Garter Belts and Girl Power: Postfeminism in the Victoria's Secret Holiday Campaign
by Stefanie E. Davis — The Pennsylvania State University
December 29, 2016 – 14:54
It holds the title of “biggest lingerie shoot in history.” The 2016 Victoria’s Secret holiday campaign is an extravagant and over-the-top example of holiday advertising culture. Millions of dollars were spent to create this 3-minute short film that features gorgeous models in stunning outfits at exotic locations. The premise of the film is an invitation-only all-girls party at the enchanting Château de Vaux-le-Vicomte castle near Paris. The short film served as the precursor to the 2016 Victoria’s Secret Fashion Show. Each year, the show is the capstone of the lingerie company’s holiday campaign and is still the most-watched fashion show of all time.
I appreciate this year’s short film advertisement because of its postfeminist approach. In previous Victoria’s Secret commercials, the models were shown as pure sex objects. Women were submissive to the sexual desires of men and were treated as such. Women were supposed to buy lingerie to make their man happy and play into his fantasy. But this year’s ad is strikingly different.
The 2016 holiday campaign is a celebration of girl power. The models arrive on horseback and are treated like royalty as soon as they enter the castle. They are presented with a beautiful holiday table with pastries, cakes, and candies. They are waited on by white-gloved male servants in full uniform. In fact, the only men shown in the ad are portrayed in servant-like roles. Women are no longer shown as sex objects, but as independent thinkers who choose to be sexy. The ideas of choice and sexual empowerment are classic staples of the postfeminist school of thought.

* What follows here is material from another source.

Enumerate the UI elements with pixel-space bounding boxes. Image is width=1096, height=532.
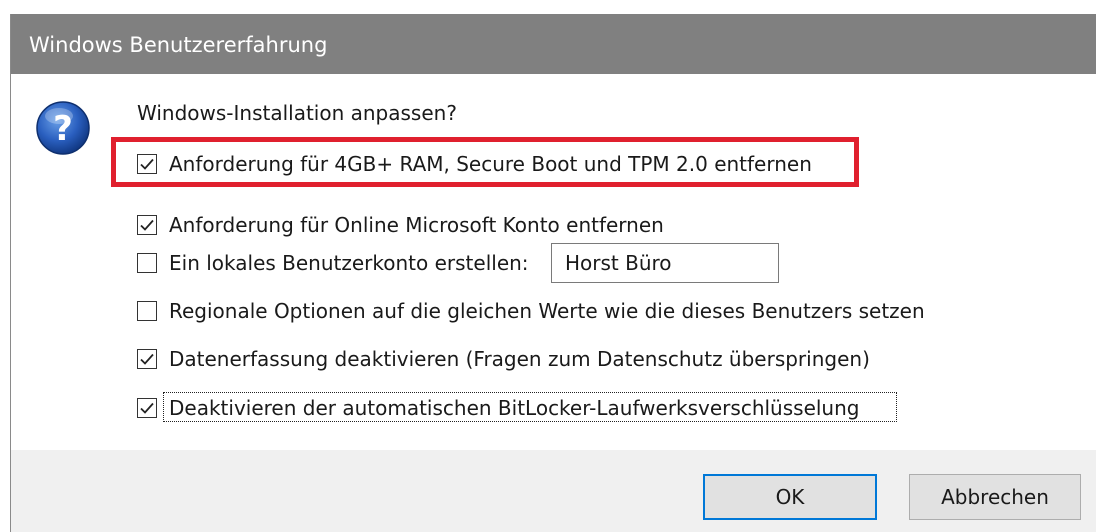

It’s refreshing to see Victoria’s Secret take such an approach because their media reaches millions of people worldwide. According to Nielson, the 2016 Victoria’s Secret Fashion Show won the social media ratings across all television that night, even beating out Monday Night Football. With such large reach and so much influence, it is critical that these ad campaigns perpetuate a positive message for females.
Lingerie can be criticized as a sexist product that encourages women to be submissive to men. I applaud Victoria’s Secret and their latest holiday ad campaign for engaging with the idea of sexual confidence and empowerment for all women. This ad serves as an energizing celebration of female sexuality.